Abstract:
Quercetin (Qu), is a flavonoid known to have anti-diabetic effects owing to its antioxidant property,
thus promoting regeneration of the pancreatic islets, ultimately increasing insulin secretion. But the
therapeutic application of Qu is hampered by its low oral bioavailability and its unfavourable physicochemical characteristics. The present work aimed at formulation of Quercetin loaded SoluplusVR micelles
(SMs) so as to enhance its bioavailability and provide prolonged release for the management of
diabetes.

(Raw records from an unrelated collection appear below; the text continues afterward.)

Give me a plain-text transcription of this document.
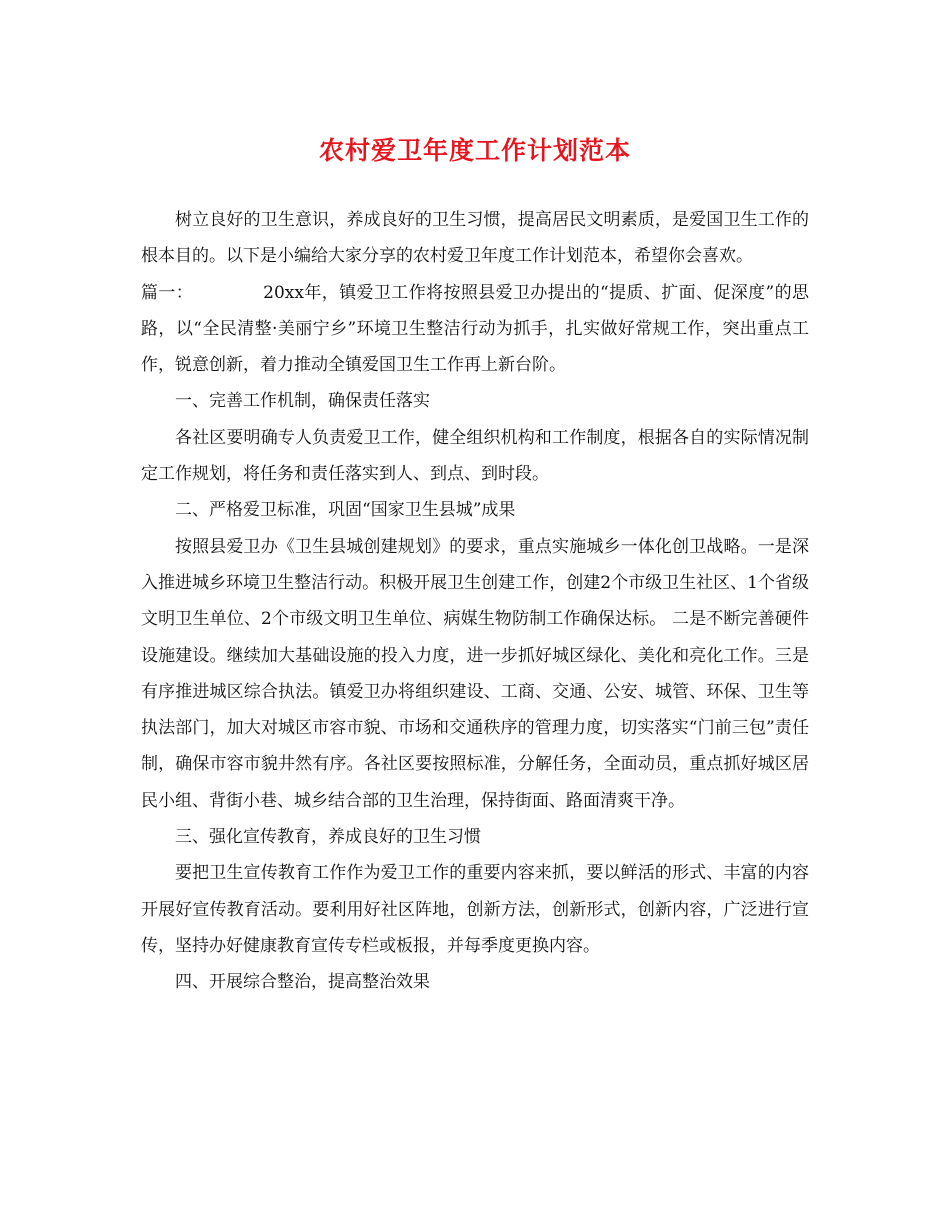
农村爱卫年度工作计划范本

树立良好的卫生意识，养成良好的卫生习惯，提高居民文明素质，是爱国卫生工作的根本目的。以下是小编给大家分享的农村爱卫年度工作计划范本，希望你会喜欢。

篇一：	20xx年，镇爱卫工作将按照县爱卫办提出的“提质、扩面、促深度”的思路，以“全民清整·美丽宁乡”环境卫生整洁行动为抓手，扎实做好常规工作，突出重点工作，锐意创新，着力推动全镇爱国卫生工作再上新台阶。

一、完善工作机制，确保责任落实

各社区要明确专人负责爱卫工作，健全组织机构和工作制度，根据各自的实际情况制定工作规划，将任务和责任落实到人、到点、到时段。

二、严格爱卫标准，巩固“国家卫生县城”成果

按照县爱卫办《卫生县城创建规划》的要求，重点实施城乡一体化创卫战略。一是深入推进城乡环境卫生整洁行动。积极开展卫生创建工作，创建2个市级卫生社区、1个省级文明卫生单位、2个市级文明卫生单位、病媒生物防制工作确保达标。 二是不断完善硬件设施建设。继续加大基础设施的投入力度，进一步抓好城区绿化、美化和亮化工作。三是有序推进城区综合执法。镇爱卫办将组织建设、工商、交通、公安、城管、环保、卫生等执法部门，加大对城区市容市貌、市场和交通秩序的管理力度，切实落实“门前三包”责任制，确保市容市貌井然有序。各社区要按照标准，分解任务，全面动员，重点抓好城区居民小组、背街小巷、城乡结合部的卫生治理，保持街面、路面清爽干净。

三、强化宣传教育，养成良好的卫生习惯

要把卫生宣传教育工作作为爱卫工作的重要内容来抓，要以鲜活的形式、丰富的内容开展好宣传教育活动。要利用好社区阵地，创新方法，创新形式，创新内容，广泛进行宣传，坚持办好健康教育宣传专栏或板报，并每季度更换内容。

四、开展综合整治，提高整治效果
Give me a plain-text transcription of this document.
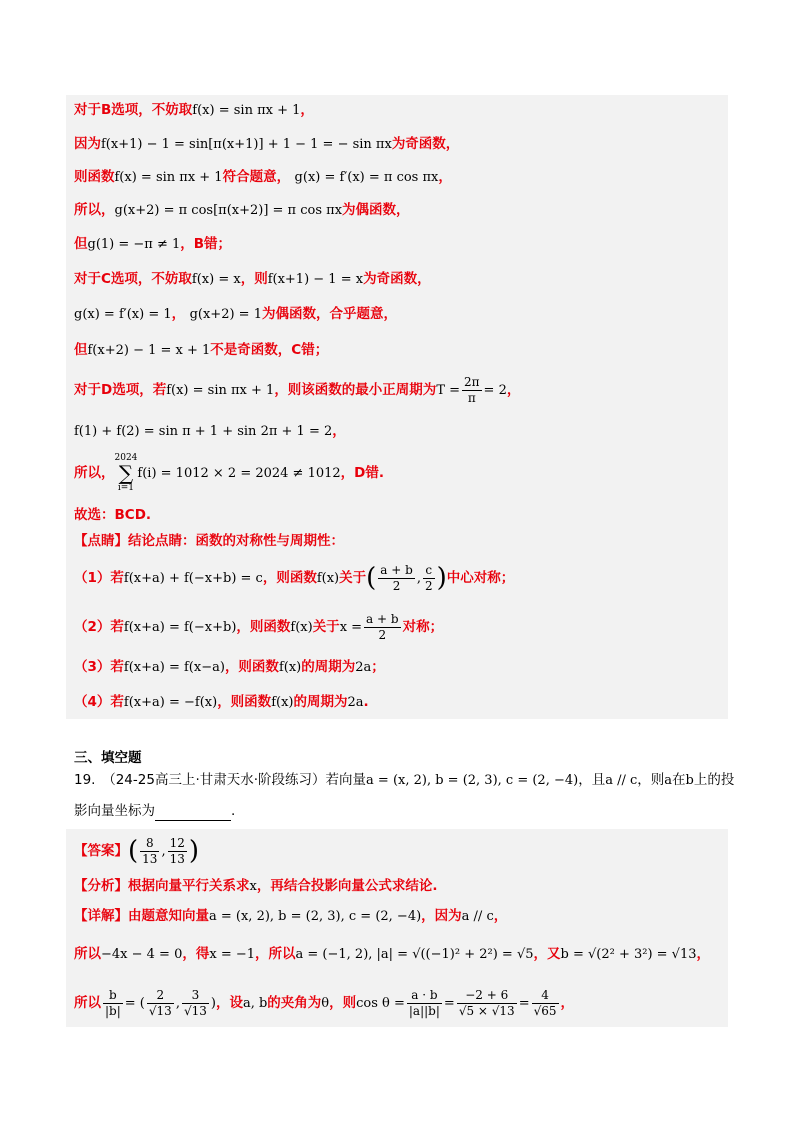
对于B选项，不妨取f(x) = sin πx + 1，
因为f(x+1) − 1 = sin[π(x+1)] + 1 − 1 = − sin πx为奇函数，
则函数f(x) = sin πx + 1符合题意， g(x) = f′(x) = π cos πx，
所以，g(x+2) = π cos[π(x+2)] = π cos πx为偶函数，
但g(1) = −π ≠ 1，B错；
对于C选项，不妨取f(x) = x，则f(x+1) − 1 = x为奇函数，
g(x) = f′(x) = 1， g(x+2) = 1为偶函数，合乎题意，
但f(x+2) − 1 = x + 1不是奇函数，C错；
对于D选项，若f(x) = sin πx + 1，则该函数的最小正周期为$T = \frac{2\pi}{\pi} = 2$，
f(1) + f(2) = sin π + 1 + sin 2π + 1 = 2，
所以，
2024
∑
i=1
f(i) = 1012 × 2 = 2024 ≠ 1012，D错.
故选：BCD.
【点睛】结论点睛：函数的对称性与周期性：
（1）若f(x+a) + f(−x+b) = c，则函数f(x)关于( $\frac{a + b}{2}$ , $\frac{c}{2}$ )中心对称；
（2）若f(x+a) = f(−x+b)，则函数f(x)关于$x = \frac{a + b}{2}$ 对称；
（3）若f(x+a) = f(x−a)，则函数f(x)的周期为2a；
（4）若f(x+a) = −f(x)，则函数f(x)的周期为2a.
三、填空题
19.　（24-25高三上·甘肃天水·阶段练习）若向量a = (x, 2), b = (2, 3), c = (2, −4)，且a // c，则a在b上的投
影向量坐标为	.
【答案】( $\frac{8}{13}$ , $\frac{12}{13}$ )
【分析】根据向量平行关系求x，再结合投影向量公式求结论.
【详解】由题意知向量a = (x, 2), b = (2, 3), c = (2, −4)，因为a // c，
所以−4x − 4 = 0，得x = −1，所以a = (−1, 2), |a| = √((−1)² + 2²) = √5，又b = √(2² + 3²) = √13，
所以 $\frac{b}{|b|}$ = ( $\frac{2}{√13}$ , $\frac{3}{√13}$ )，设a, b的夹角为θ，则$\cos \theta = \frac{a \cdot b}{|a||b|} = \frac{-2 + 6}{√5 \times √13} = \frac{4}{√65}$ ，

Box-Behnken response surface methodology was employed to optimize the formulation prepared using co-solvent evaporation method. Physicochemical characterization confirmed the nanospherical nature of Quercetin loaded SoluplusVR micelles (Qu-SMs) with average particle size ranging
from 85-108nm, encapsulation efficiency of 63-77%. Solid state characterization confirmed the encapsulation of Qu in the micelles without any incompatibilities. Moving forward, the results of in vitro study
revealed prolonged and slow release of Qu from the developed formulations. The in vivo pharmacokinetic study revealed improved bioavailability by enveloping the drug in SMs. Moreover, the study performed to evaluate the efficiency in diabetes treatment revealed an enhanced anti-diabetic effect.
Thus, Qu-SMs can serve as potential carriers aimed at improving the anti-diabetic property of Qu.